Simple campaign means so much to students

Cat Cavazos, Co-editor

“I am sassy.” “I am determined.” “I am smart.”

“I am not retarded.”

These are the signs that the Interpersonal Relations students hold up in their new promotional video about a campaign that has spread across the nation. Their goal is simple: “Spread the word to end the word.”

Olathe South is just one of many schools promoting this message to end the use of the word “retard,” and the students are working hard to promote their important cause throughout the student body. A banner filled with signatures pledging to “End It” hangs in the commons, blue bracelets with the slogan were passed out during lunchtime, and a video was made that was featured on Channel 5 News.

Catherine Wormus, SPED teacher, said all of the Olathe schools were asked to participate in December, and each school is running the program their own way. South chose to celebrate throughout the first week of March, which also happens to be Autism Awareness Week. Marketa Clanton, Clayton Renner and Jordan Megles, seniors, were all chosen to be on the leadership team and be the building representatives.

Raising awareness has meant a lot to the kids who are in the Interpersonal Relations classes.

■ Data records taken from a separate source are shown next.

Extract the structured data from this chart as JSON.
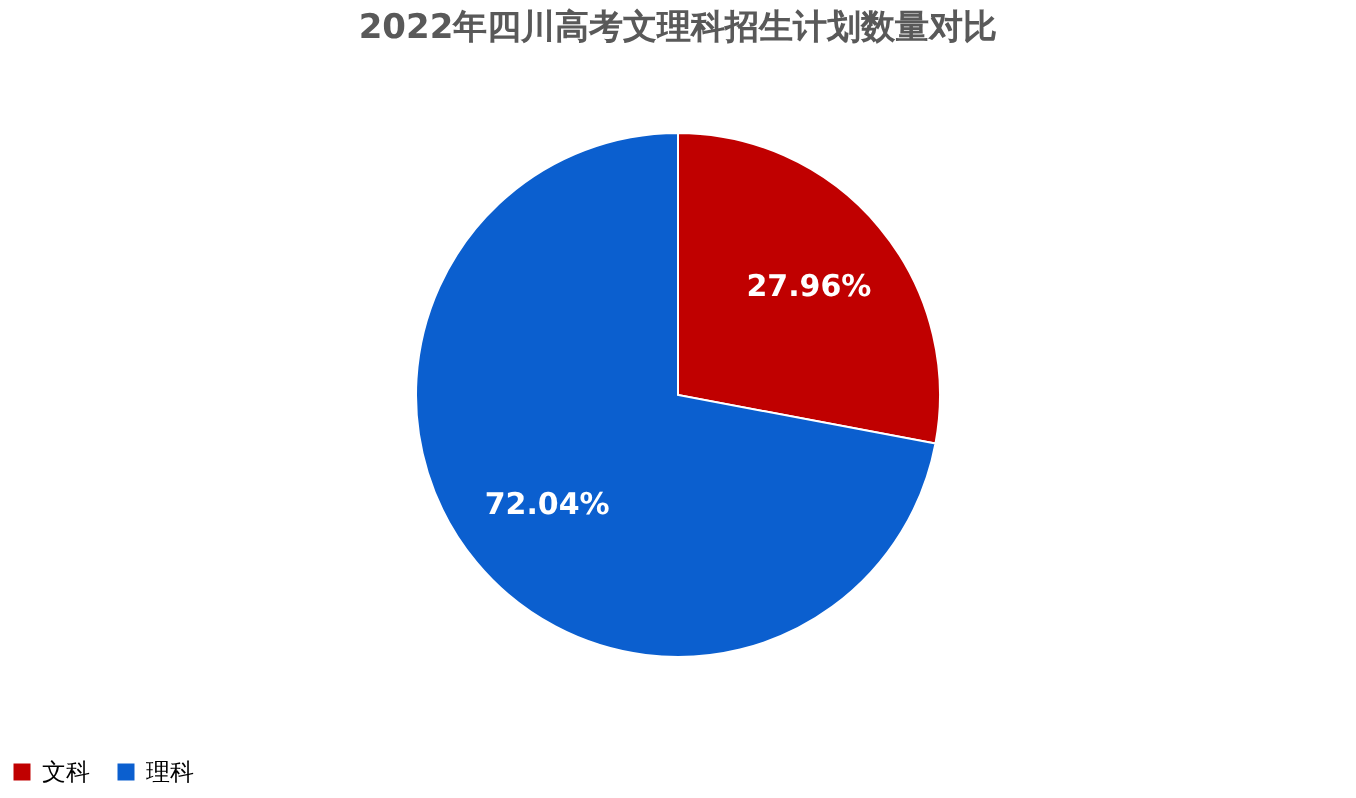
{
  "chart_data": {
    "type": "pie",
    "title": "2022年四川高考文理科招生计划数量对比",
    "categories": [
      "文科",
      "理科"
    ],
    "values": [
      27.96,
      72.04
    ],
    "colors": [
      "#c00000",
      "#0b5fcf"
    ],
    "value_labels": [
      "27.96%",
      "72.04%"
    ],
    "legend": "bottom"
  }
}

Emma Lengquist, junior, said that she “has been called retarded before” and that it hurts her.

“If I hear someone else saying it, I tell them that it isn’t nice. I wish it would go away,” she said.

And not only has it made a difference in the kids’ lives; it has also helped the students who mentor them.

Jordan Megles, senior, said that this campaign holds a special place in her heart because she comes from a family who focuses on helping kids with special needs. “My brother has developmental disabilities and my mom is a para. [Calling somebody that name] is not funny, and it’s not a joke anymore,” she said.

Besides this campaign, the school helps children with special needs all year round, pairing peer mentors with students in the Interpersonal Relations class during fourth hour. Megles, Lengquist, Clanton and Renner are all members of this class.

Wormus said that she hopes that students will realize that words do hurt and that people will start to think hard before they speak.

“Sometimes, [kids] think they’re teasing, or they don’t think lower-functioning kids understand what they are saying,” she said, but they do. “Kids have feelings, and they want to be treated normal, like everyone else.”

To support the cause, all a student has to do is to stop bullying when they see it and to implement the words that Phil Clark, principal, teaches each Freshman Class: “Ouch, don’t go there.”

A few simple steps can make all of the difference in the world to a student who needs a friend because for every student that chooses to be mean, 10 others are willing to step up. And this campaign is one way to finally erase the “R” word, among other insults, from teenagers’ vocabulary once and for all.